Sunday, 23 June 2013

The Hegelian School and its Proselytism


This post outlines the influence exercised by Hegel on and through his former students in his Berlin period. The information is drawn from Karl Rosenkranz's Hegels Leben (1844), the first major biography of Hegel.

BOOK THREE BERLIN
Chapter Thirteen
The School and its Proselytism

Insensibly, Hegel acquired power. It became the accepted thing to hear his words, which he spoke, not without pain, from the professorial chair bustling with papers. He acquired hearers, not only from Germany and Poland, but from Greece and Scandinavia. Some came to hear him with the idea that being able to "Hegelianise" would help them win a position via the ear of the Minister or one of his counsellors, but for the most part the enthusiasm was genuine.

Berlin lends itself to the creation of "schools" and such a one emerged in Hegel's case more than was desirable. It is inevitable that the creator of a system should draw hearers amongst those still forming their ideas. Beyond that, the reports Hegel had written for the Minister of Public Instruction, on:
  • Philosophy Teaching in the Gymnasium
  • The Logics of Esser and Calker
These contributed to his air of authority. (see Hoffmeister's Berliner Schriften for these reports.) So did his opposition to Beneke's appointment and support for Boumann's appointment and of a faculty prize for Mussmann. [Calker and Beneke were pupil and follower of Fries respectively. Beneke was a theologian who thought psychology the basis of the sciences and who followed Schleiermacher. Ludwig Boumann later edited the Philosophy of Spirit (SW7) and jointly with Förster the Vermischte Schriften (SW16/17).]

Opponents and original thinkers were dismissed as "bad particularity". New ideas were found already in the system and assigned to it as "moments". Hegelianism was fitted to form a school, for it had:
  • a developed system of categories
  • a history of philosophy
  • an encyclopaedic aspect.
Thus it allowed engagement with a variety of subject matter (through the first and third) and a response to objections from outside, but subsuming them as 'moments' of which the system was the culmination. People were thus called to develop philosophy itself.
"The theologian, the jurist, the naturalist, the linguist, the politician, the historian, the aesthetician; were all called to collaborate in the great work.

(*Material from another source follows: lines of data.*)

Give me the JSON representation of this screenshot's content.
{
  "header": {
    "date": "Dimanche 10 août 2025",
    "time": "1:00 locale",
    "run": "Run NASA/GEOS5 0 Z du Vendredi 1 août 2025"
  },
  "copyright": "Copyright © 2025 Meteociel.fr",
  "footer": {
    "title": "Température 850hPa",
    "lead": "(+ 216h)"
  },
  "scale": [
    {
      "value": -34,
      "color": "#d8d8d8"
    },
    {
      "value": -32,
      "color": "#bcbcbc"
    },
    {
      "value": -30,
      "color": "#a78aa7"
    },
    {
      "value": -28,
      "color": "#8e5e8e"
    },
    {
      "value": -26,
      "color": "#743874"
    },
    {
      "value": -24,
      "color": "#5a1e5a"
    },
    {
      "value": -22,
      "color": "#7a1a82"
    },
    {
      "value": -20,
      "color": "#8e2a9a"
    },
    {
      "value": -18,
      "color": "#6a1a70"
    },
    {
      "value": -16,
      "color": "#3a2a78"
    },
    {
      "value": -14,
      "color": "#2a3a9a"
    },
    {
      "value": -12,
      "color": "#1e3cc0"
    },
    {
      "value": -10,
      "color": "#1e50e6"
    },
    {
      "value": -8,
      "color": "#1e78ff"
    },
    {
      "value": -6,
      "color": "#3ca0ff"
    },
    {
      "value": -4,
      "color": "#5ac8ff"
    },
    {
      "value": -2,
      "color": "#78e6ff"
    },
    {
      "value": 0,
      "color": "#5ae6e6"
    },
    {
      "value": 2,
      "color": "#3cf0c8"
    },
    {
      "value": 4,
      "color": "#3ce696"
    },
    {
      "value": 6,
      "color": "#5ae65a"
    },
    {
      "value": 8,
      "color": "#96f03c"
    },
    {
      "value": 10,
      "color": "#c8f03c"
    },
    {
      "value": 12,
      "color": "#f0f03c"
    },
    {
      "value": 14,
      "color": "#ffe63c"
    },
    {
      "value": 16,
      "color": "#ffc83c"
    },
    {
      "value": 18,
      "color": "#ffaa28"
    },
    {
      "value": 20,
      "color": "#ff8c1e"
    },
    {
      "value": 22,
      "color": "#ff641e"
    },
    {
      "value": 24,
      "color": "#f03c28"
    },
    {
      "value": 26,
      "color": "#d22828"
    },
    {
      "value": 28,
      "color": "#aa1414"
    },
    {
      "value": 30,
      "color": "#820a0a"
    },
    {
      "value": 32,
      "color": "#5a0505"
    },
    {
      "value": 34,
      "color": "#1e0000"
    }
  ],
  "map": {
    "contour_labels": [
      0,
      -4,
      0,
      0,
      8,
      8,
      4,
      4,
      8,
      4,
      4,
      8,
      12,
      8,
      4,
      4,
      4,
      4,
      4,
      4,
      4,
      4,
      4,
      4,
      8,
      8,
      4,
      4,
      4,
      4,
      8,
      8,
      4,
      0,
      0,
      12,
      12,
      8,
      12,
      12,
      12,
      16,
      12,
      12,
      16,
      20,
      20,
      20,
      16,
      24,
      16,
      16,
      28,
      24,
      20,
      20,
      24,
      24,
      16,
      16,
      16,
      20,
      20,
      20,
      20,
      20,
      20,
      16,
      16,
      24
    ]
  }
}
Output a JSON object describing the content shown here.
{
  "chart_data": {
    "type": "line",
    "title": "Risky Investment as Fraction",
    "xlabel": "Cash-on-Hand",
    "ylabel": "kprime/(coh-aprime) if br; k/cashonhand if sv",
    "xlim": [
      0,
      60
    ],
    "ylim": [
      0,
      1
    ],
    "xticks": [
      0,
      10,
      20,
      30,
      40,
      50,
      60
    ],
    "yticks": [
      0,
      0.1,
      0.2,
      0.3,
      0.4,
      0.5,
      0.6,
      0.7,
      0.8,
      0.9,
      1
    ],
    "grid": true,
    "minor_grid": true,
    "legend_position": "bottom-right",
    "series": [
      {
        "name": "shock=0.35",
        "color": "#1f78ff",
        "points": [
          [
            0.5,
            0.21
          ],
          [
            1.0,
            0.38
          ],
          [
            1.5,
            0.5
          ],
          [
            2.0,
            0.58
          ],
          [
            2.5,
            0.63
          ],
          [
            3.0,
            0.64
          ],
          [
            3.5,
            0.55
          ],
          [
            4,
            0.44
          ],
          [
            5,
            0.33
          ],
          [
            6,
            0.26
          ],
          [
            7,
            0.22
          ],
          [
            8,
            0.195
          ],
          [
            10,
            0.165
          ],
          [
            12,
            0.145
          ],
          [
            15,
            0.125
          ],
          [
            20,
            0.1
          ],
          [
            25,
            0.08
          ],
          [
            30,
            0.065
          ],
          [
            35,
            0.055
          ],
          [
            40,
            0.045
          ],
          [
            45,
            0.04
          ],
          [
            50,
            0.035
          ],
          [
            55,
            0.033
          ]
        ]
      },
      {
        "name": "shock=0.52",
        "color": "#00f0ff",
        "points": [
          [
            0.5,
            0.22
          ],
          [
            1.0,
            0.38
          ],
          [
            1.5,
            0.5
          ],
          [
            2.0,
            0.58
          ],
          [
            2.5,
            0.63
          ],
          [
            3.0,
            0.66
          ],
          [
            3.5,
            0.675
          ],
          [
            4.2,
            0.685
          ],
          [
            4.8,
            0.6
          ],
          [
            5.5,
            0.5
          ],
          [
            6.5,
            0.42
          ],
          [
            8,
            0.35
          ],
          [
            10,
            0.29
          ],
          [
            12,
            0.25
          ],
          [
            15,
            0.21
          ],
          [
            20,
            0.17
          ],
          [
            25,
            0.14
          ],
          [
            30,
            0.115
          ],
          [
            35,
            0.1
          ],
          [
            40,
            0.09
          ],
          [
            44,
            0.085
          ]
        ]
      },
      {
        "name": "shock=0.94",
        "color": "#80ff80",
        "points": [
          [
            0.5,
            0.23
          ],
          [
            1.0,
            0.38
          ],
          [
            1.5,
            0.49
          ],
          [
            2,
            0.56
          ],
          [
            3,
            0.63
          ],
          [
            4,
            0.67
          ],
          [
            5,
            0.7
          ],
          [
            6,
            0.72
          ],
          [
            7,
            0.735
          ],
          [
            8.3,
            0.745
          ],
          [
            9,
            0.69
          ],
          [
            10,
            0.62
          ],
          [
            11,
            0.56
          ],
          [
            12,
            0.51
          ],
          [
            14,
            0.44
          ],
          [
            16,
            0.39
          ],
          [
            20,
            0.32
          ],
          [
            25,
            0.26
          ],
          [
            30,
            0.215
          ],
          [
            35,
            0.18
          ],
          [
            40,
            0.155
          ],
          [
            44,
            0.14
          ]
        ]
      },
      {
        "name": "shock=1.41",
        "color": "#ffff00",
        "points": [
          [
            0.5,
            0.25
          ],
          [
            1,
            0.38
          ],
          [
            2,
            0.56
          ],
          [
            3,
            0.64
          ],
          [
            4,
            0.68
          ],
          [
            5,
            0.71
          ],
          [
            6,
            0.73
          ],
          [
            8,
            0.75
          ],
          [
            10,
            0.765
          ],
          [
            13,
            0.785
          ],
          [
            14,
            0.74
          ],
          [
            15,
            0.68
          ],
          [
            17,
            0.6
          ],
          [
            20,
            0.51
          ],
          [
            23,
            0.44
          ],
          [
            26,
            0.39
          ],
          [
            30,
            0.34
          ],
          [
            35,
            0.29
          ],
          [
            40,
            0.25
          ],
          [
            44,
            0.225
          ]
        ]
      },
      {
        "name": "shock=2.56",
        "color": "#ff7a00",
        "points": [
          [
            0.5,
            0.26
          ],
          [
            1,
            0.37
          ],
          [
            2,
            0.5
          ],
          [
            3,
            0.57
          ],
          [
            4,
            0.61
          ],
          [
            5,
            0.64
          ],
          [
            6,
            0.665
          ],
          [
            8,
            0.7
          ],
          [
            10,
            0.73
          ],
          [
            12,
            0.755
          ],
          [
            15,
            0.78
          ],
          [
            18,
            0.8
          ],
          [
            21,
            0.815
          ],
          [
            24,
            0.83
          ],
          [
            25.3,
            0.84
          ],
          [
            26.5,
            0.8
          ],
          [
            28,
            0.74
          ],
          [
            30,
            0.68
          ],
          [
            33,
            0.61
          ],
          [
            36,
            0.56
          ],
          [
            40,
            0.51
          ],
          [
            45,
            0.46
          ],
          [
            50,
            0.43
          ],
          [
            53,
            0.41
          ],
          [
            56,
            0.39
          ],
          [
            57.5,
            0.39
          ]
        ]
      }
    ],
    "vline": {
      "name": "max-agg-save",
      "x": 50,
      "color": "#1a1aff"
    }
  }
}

The master had need of companions, and the companions had the prospect of becoming masters themselves in their specialty." (575)
Such companions included: Vatke, the theologian who knew Marheineke; DF Strauss; Saling, author of Justice in its Historical and Spiritual Development (1827); Pohl the mathematician; Kapp, author of Christ and World History (1823); Benary the philologist; Marheineke; Sietze; Göschel; Hinrichs; Poley; Veit; Gans; Hotho; Mussmann; Michelet; and Rötscher.

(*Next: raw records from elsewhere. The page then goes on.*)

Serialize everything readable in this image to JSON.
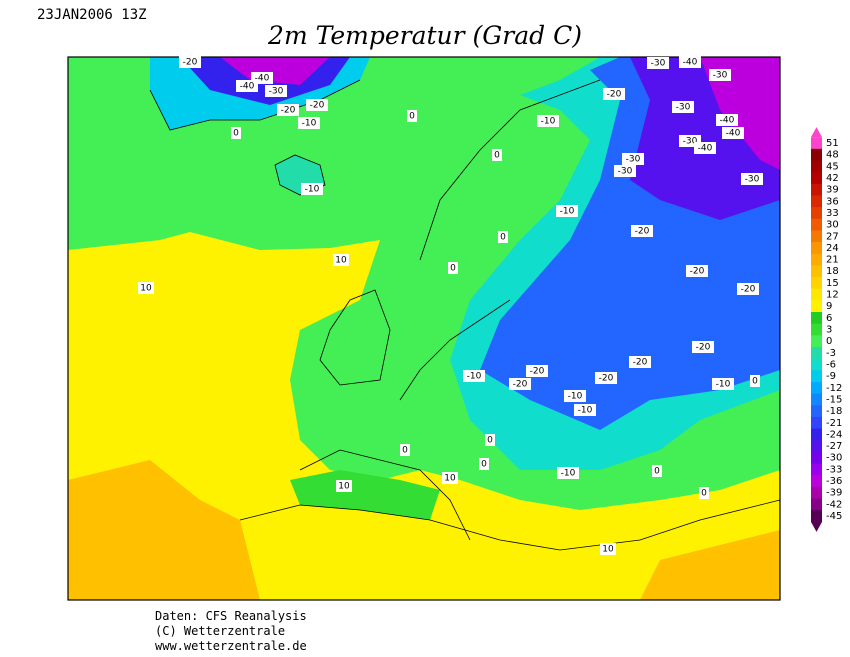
{
  "header": {
    "date": "23JAN2006 13Z",
    "title": "2m Temperatur (Grad C)"
  },
  "footer": [
    "Daten: CFS Reanalysis",
    "(C) Wetterzentrale",
    "www.wetterzentrale.de"
  ],
  "colorbar": {
    "ticks": [
      51,
      48,
      45,
      42,
      39,
      36,
      33,
      30,
      27,
      24,
      21,
      18,
      15,
      12,
      9,
      6,
      3,
      0,
      -3,
      -6,
      -9,
      -12,
      -15,
      -18,
      -21,
      -24,
      -27,
      -30,
      -33,
      -36,
      -39,
      -42,
      -45
    ],
    "colors": [
      "#ff44cc",
      "#8b0000",
      "#a00000",
      "#b40000",
      "#c81400",
      "#dc2800",
      "#e64000",
      "#f05a00",
      "#f57800",
      "#fa9600",
      "#ffaa00",
      "#ffc000",
      "#ffd400",
      "#ffe800",
      "#fff200",
      "#22cc22",
      "#33dd33",
      "#44ee55",
      "#22ddaa",
      "#11ddcc",
      "#00ccee",
      "#00aaff",
      "#1188ff",
      "#2266ff",
      "#3344ff",
      "#3322ee",
      "#5511ee",
      "#7700ee",
      "#9900ee",
      "#bb00dd",
      "#aa00aa",
      "#880088",
      "#550055"
    ]
  },
  "contour_labels": [
    -20,
    -40,
    -40,
    -30,
    -20,
    -20,
    -10,
    0,
    0,
    -10,
    0,
    -10,
    -20,
    -30,
    -40,
    -30,
    -30,
    -40,
    -40,
    -30,
    -40,
    -30,
    -30,
    -30,
    -10,
    -20,
    0,
    10,
    0,
    10,
    -20,
    -20,
    -20,
    -20,
    -10,
    -20,
    -20,
    -20,
    -10,
    -10,
    -10,
    0,
    0,
    0,
    0,
    -10,
    0,
    0,
    10,
    10,
    10
  ]
}
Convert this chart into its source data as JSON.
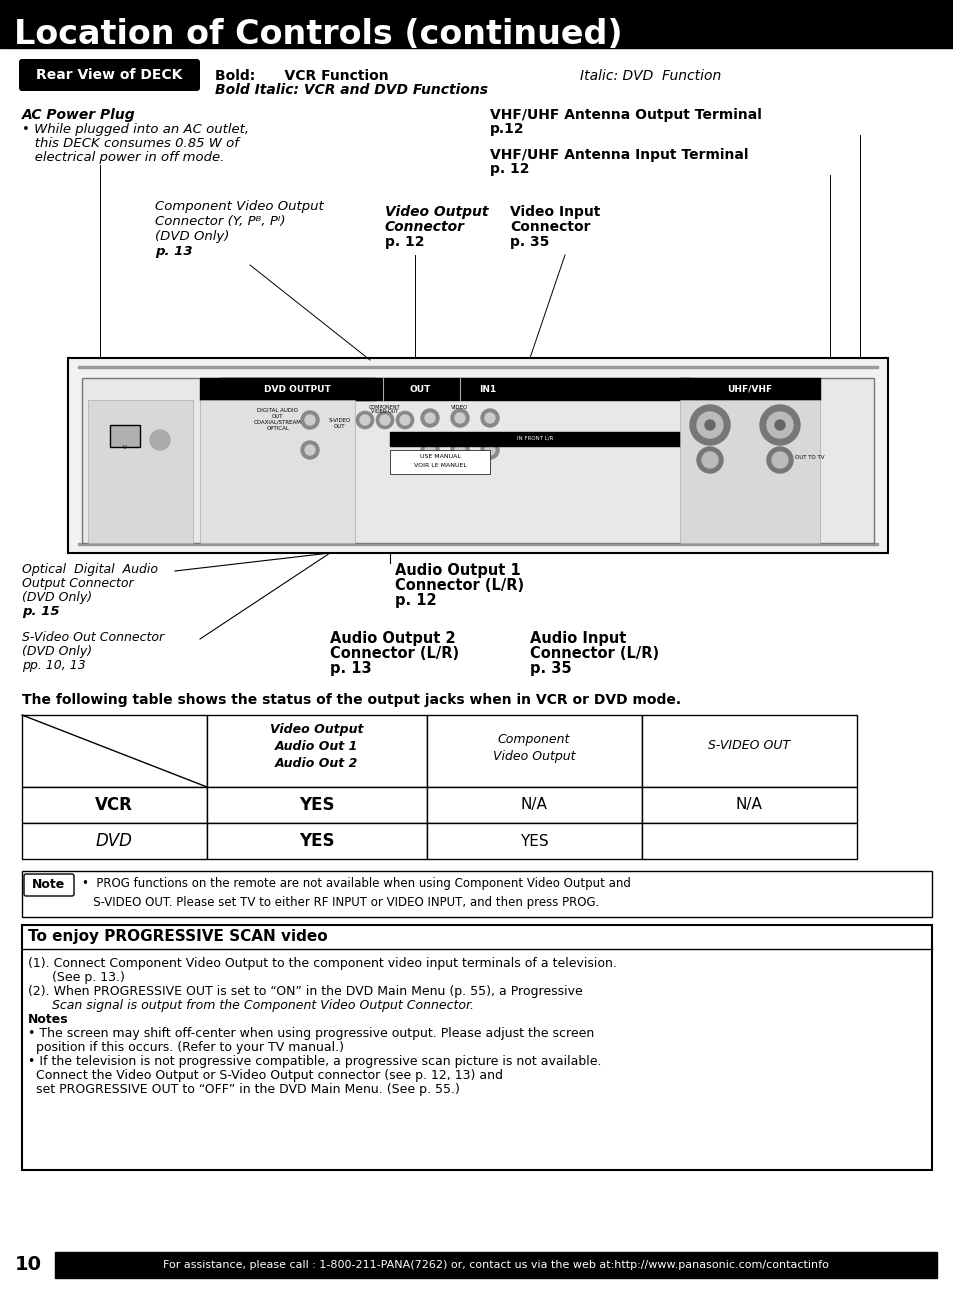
{
  "title": "Location of Controls (continued)",
  "title_bg": "#000000",
  "title_color": "#ffffff",
  "page_bg": "#ffffff",
  "rear_view_label": "Rear View of DECK",
  "bold_line1": "Bold:      VCR Function",
  "bold_line2": "Bold Italic: VCR and DVD Functions",
  "italic_label": "Italic: DVD  Function",
  "ac_power_title": "AC Power Plug",
  "ac_power_bullet": "• While plugged into an AC outlet,",
  "ac_power_line2": "   this DECK consumes 0.85 W of",
  "ac_power_line3": "   electrical power in off mode.",
  "vhf_out_line1": "VHF/UHF Antenna Output Terminal",
  "vhf_out_line2": "p.12",
  "vhf_in_line1": "VHF/UHF Antenna Input Terminal",
  "vhf_in_line2": "p. 12",
  "comp_line1": "Component Video Output",
  "comp_line2": "Connector (Y, Pᴮ, Pᴵ)",
  "comp_line3": "(DVD Only)",
  "comp_line4": "p. 13",
  "vidout_line1": "Video Output",
  "vidout_line2": "Connector",
  "vidout_line3": "p. 12",
  "vidin_line1": "Video Input",
  "vidin_line2": "Connector",
  "vidin_line3": "p. 35",
  "optical_line1": "Optical  Digital  Audio",
  "optical_line2": "Output Connector",
  "optical_line3": "(DVD Only)",
  "optical_line4": "p. 15",
  "audio_out1_line1": "Audio Output 1",
  "audio_out1_line2": "Connector (L/R)",
  "audio_out1_line3": "p. 12",
  "svideo_line1": "S-Video Out Connector",
  "svideo_line2": "(DVD Only)",
  "svideo_line3": "pp. 10, 13",
  "audio_out2_line1": "Audio Output 2",
  "audio_out2_line2": "Connector (L/R)",
  "audio_out2_line3": "p. 13",
  "audio_in_line1": "Audio Input",
  "audio_in_line2": "Connector (L/R)",
  "audio_in_line3": "p. 35",
  "table_header": "The following table shows the status of the output jacks when in VCR or DVD mode.",
  "note_text": "•  PROG functions on the remote are not available when using Component Video Output and\n   S-VIDEO OUT. Please set TV to either RF INPUT or VIDEO INPUT, and then press PROG.",
  "prog_title": "To enjoy PROGRESSIVE SCAN video",
  "prog_line1": "(1). Connect Component Video Output to the component video input terminals of a television.",
  "prog_line1b": "      (See p. 13.)",
  "prog_line2": "(2). When PROGRESSIVE OUT is set to “ON” in the DVD Main Menu (p. 55), a Progressive",
  "prog_line2b": "      Scan signal is output from the Component Video Output Connector.",
  "prog_notes_title": "Notes",
  "prog_note1": "• The screen may shift off-center when using progressive output. Please adjust the screen",
  "prog_note1b": "  position if this occurs. (Refer to your TV manual.)",
  "prog_note2": "• If the television is not progressive compatible, a progressive scan picture is not available.",
  "prog_note2b": "  Connect the Video Output or S-Video Output connector (see p. 12, 13) and",
  "prog_note2c": "  set PROGRESSIVE OUT to “OFF” in the DVD Main Menu. (See p. 55.)",
  "footer_text": "For assistance, please call : 1-800-211-PANA(7262) or, contact us via the web at:http://www.panasonic.com/contactinfo",
  "page_number": "10"
}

Hegel's benevolence, seriousness, exhortations and example all helped forward scholarship in a variety of fields, which were transformed significantly though incompletely. It also gave the school a kind of unity.

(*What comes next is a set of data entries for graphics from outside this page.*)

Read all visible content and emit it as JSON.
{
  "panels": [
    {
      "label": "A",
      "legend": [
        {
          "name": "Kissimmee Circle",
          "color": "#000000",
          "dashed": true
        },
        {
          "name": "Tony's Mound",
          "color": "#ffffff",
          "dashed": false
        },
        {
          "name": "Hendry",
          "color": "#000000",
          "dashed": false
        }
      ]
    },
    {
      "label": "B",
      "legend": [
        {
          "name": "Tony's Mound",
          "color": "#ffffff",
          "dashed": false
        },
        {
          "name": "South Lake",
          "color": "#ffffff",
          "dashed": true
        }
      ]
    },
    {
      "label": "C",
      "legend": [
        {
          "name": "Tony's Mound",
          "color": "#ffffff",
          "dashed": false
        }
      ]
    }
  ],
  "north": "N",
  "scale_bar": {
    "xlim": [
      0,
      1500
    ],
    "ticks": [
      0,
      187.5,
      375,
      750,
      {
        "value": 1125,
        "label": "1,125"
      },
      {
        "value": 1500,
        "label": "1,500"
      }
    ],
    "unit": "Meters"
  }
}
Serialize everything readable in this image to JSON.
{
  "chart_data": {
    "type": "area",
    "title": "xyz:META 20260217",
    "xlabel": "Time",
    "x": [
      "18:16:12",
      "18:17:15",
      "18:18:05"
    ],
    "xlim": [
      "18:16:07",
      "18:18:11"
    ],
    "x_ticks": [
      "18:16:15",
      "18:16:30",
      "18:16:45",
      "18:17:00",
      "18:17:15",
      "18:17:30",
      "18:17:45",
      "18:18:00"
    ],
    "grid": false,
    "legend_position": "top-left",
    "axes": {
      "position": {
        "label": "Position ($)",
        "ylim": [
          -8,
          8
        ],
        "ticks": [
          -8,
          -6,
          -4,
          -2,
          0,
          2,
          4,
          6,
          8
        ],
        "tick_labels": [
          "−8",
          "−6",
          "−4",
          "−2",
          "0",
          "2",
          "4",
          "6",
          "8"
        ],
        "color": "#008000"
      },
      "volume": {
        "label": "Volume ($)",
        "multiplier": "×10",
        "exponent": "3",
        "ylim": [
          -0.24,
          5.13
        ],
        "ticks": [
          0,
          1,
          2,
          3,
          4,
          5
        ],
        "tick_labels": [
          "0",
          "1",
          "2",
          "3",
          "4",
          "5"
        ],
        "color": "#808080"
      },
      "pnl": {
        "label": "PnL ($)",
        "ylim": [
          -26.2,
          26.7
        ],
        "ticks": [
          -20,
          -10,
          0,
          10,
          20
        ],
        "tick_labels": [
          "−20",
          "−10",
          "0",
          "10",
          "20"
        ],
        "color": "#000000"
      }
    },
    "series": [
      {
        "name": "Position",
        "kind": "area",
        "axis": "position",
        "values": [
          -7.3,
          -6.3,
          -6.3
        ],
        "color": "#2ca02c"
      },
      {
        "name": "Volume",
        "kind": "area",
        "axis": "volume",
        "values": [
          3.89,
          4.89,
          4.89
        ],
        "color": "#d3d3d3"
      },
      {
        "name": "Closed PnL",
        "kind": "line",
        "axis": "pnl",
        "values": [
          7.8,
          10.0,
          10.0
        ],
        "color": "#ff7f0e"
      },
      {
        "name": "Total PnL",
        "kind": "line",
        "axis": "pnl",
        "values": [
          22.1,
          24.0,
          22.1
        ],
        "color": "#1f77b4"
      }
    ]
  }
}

Some were studious, others more poetic, others narrow journeymen. There were the considered, the exalted and the empty vessels. When these latter tried to correct him, he became despotic. They began to discredit the "Hegelian school", for they had only passively absorbed what in Hegel had the force of achievement. Friedrich Gruppe wrote a satire on this in 1831 in The Winds, or an altogether absolute Construction of World History, composed using the Horn of Oberon by Absolutus von Hegelingen. Zeller consoled Hegel over this comedy, which they both saw. Gruppe became a philosophy professor after 1844.

Allowances made however, even these young hearts felt a new life in Hegel's doctrines. Rosenkranz writes:
"That the negative is an immanent determination of the Absolute itself; and for this sole reason suppressed by it; the knowledge of the necessity of pain for the mind, but also of the mind's power, capable of bearing with contradiction, of overcoming it, of emerging victorious from all struggles, even the hardest, to be reconciled with itself; the certitude that the enjoyment of pure and simple truth is already possible in this life and that the Divine fills also this present reality, on the sole condition of having the eyes and ears of the mind to see and hear it. - This certainly became the principle of the intellectual and moral renaissance of a number of men gravely affected by a vague nostalgia, by the climate of the "beautiful soul", by superstitious belief..." (577-78)
The Confessions of Kapp and the poems addressed to Hegel by students on his birthday and other occasions bear witness to this influence, which was as important as his purely scientific influence. Rosenkranz reproduces some the poems - reflective, admiring, verging on the idolatrous at times.

These birthday celebrations reached their height in 1826 and a letter of Hegel to his family then in Nuremberg describes the event. He sat for a bust, there was a convivial gathering, gifts were offered, poems read and music played. Newspaper reports of this, combined with celebrations of Goethe on the following day (28 August) generated a reaction.